Nozipho: “The most pressing/not-talked-about-as-much-issue is that of women’s sexual and reproductive rights in marriages or relationships. For example, women can be raped by their husbands and suffer in silence, and the cultural practice of inheritance of a wife is still practiced in some areas. Women are usually afraid and ashamed of talking about their sexuality and more so, the issue of their sexual and reproductive rights and health.”

The hashtag #TheAfricaTheMediaNeverShowsyou has been trying to fight ‘poverty porn’ by showing images that don’t normally circulate about Africa in the media.
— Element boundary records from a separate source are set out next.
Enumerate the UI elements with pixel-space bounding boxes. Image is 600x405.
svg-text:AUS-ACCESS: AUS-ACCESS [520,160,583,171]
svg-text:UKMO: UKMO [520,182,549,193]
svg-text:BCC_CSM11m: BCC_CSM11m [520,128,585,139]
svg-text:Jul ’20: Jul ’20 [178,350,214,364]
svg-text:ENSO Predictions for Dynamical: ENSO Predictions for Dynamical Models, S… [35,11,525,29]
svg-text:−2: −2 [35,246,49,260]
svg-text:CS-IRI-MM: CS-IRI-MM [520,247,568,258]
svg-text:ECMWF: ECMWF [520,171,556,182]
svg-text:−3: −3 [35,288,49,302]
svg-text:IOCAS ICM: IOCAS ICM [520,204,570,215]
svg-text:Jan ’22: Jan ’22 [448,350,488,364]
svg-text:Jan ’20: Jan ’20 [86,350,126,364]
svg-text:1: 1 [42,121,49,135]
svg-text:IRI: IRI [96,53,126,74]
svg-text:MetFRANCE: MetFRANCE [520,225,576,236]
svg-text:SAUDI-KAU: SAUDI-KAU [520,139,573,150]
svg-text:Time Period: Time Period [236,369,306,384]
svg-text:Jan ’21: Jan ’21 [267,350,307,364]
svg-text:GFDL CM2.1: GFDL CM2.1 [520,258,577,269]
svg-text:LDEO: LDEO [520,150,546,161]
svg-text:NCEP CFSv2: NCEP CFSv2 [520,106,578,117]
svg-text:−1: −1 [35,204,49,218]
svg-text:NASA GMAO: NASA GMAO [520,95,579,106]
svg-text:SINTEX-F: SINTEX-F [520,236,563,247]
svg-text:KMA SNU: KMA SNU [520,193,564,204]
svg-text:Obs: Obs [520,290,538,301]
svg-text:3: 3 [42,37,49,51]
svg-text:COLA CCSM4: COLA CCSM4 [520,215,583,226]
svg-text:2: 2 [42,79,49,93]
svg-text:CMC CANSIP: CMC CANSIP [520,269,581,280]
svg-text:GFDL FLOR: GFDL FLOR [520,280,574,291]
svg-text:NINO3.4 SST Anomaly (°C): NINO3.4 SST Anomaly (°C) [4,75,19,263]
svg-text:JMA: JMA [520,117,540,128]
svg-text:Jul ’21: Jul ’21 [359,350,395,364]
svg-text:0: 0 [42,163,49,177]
From a young African feminist perspective, what would you add to that hashtag that you feel is something the media never shows about young African women?

Fungai: “I personally have begun to refrain from using such hashtags because I think it’s not essentially my role to show anyone the Africa the media never shows them. With the increasing number of platforms curating diverse African content and perspectives, it should be the duty of anyone who is genuinely interested in exploring the continent to head to Google and search around. This is how we, on the continent, learn about everyone else’s realities. Of course, the fact that we are largely raised on western media and culture means that our outlook is already oriented that way. But I don’t feel a need to reorient anyone’s gaze or show anyone the Africa I inhabit and embody. I have learnt to enjoy documenting Africa for myself, first and foremost. Anyone who wants to engage with it is always welcome.”

Catherine: “Young African women are growing up and being socialized with a much broader world view than the media showcases. We are intelligent and revolutionary young women and we constantly strive for more. Young feminists are comfortable in their skin, their bodies and have worked hard to show the world what young Africans have to offer. We constantly embrace the struggles of our sisters before us and define our path in a fast-moving world. The media should shows more young African women who start tech companies and provide spaces for their fellow sisters to find their niche. But, the media generally don’t do a good job of articulating our issues so we need to take that into our own hands.”